Securosys VaultCode is designed to close this gap. Move your sensitive workflows into the secure perimeter of the HSM.

Instead of your application server telling the HSM to "sign this transaction", your custom automated rules that approve or deny key usage are now executed inside the HSM. And because executables need to be allow-listed by the Security Officers (SOs), you can rest assured that your approval rules cannot be replaced without four eyes seeing the update.

Run Your Code Inside the HSM

While VaultCode was originally created to serve the need for automated approval, this is not the only use case. VaultCode is general, and can run any business logic implemented as a JAR executable.

The executions performed by VaultCode are transactional. This means that the business logic loaded into VaultCode takes an input, processes it, and returns an output. The VaultCode runtime then signs the output and the runtime environment information.

Transactions are stateless by default. However, some use cases require keeping track of things, for example, the number of executions per day. In stateful mode, your executable can store data that can be accessed by subsequent executions. To learn how to set this up, see the stateful execution sample.

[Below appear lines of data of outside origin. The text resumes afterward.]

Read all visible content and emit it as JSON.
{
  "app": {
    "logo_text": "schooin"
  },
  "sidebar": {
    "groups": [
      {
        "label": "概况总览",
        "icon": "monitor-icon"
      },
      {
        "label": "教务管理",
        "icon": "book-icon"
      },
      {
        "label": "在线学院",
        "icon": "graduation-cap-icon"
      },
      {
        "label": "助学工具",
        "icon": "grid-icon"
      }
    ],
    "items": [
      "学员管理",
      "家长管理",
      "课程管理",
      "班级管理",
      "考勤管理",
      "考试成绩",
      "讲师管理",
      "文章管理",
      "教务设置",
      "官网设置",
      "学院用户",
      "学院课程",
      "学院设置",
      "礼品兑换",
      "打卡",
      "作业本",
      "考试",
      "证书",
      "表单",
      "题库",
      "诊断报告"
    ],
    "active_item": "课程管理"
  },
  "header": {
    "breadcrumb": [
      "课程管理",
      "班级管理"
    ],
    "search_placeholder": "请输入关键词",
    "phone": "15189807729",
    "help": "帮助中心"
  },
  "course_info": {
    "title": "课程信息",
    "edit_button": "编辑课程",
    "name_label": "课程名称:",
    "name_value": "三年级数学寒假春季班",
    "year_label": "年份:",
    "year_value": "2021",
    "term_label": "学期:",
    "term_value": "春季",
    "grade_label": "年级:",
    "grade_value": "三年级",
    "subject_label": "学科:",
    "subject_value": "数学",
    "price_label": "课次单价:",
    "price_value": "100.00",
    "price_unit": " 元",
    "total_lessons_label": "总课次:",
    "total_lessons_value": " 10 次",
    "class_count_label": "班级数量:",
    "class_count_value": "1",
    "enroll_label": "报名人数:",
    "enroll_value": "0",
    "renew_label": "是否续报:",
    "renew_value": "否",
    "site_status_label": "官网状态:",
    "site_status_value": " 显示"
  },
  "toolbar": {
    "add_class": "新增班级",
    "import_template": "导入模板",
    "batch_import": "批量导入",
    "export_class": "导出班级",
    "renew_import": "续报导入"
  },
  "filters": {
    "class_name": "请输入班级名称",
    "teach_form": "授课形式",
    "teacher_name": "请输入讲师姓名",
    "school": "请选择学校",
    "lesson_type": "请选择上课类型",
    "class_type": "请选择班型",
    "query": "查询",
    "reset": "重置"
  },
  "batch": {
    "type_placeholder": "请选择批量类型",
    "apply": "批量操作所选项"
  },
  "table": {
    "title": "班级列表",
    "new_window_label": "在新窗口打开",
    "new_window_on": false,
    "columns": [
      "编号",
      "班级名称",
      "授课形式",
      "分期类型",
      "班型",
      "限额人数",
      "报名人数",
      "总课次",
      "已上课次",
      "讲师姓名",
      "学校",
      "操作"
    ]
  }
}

Your executable is not intended to be a conventional backend application that users or clients can interact with. In particular, executables cannot open a port and listen for incoming connections. All interactions with your code must go via the VaultCode runtime.

When to Use VaultCode

The transactional nature of VaultCode makes it a perfect fit when you have a process that:

  1. Goes through a checklist.
  2. Signs a statement.
  3. Optionally: The output needs to be archived and must be auditable.

For example, this matches the following use cases:

  • Approving low-volume cryptocurrency transactions (up to a certain threshold).
  • Escrow: funds or documents are only released when the attested code confirms that the conditions are met.
  • Fraud detection rules.
  • Compliance filters (for example: check for sanctioned parties, compute credit risk).-

For all of these use cases, loading the executable to VaultCode ensures that the algorithm cannot be altered (without HSM Security Officer interaction) and that the output is auditable.

Benefits

Benefits of using VaultCode to run your business logic include:

  • Attested input and output
  • Attested executable
  • Attested timestamp
  • Attested runtime environment
  • Integrity protection: code cannot be modified at runtime, and can only be updated by authorised personnel

Hardware and License Requirements

Running VaultCode inside a Primus HSM is available on CyberVault Pro or higher (X2-series) and requires firmware version 3.3 or higher.

VaultCode requires the license vault_code set to enabled on the respective Partition. The TSB and SKA, similarly, require the tsb_engine and key_auth licenses, respectively.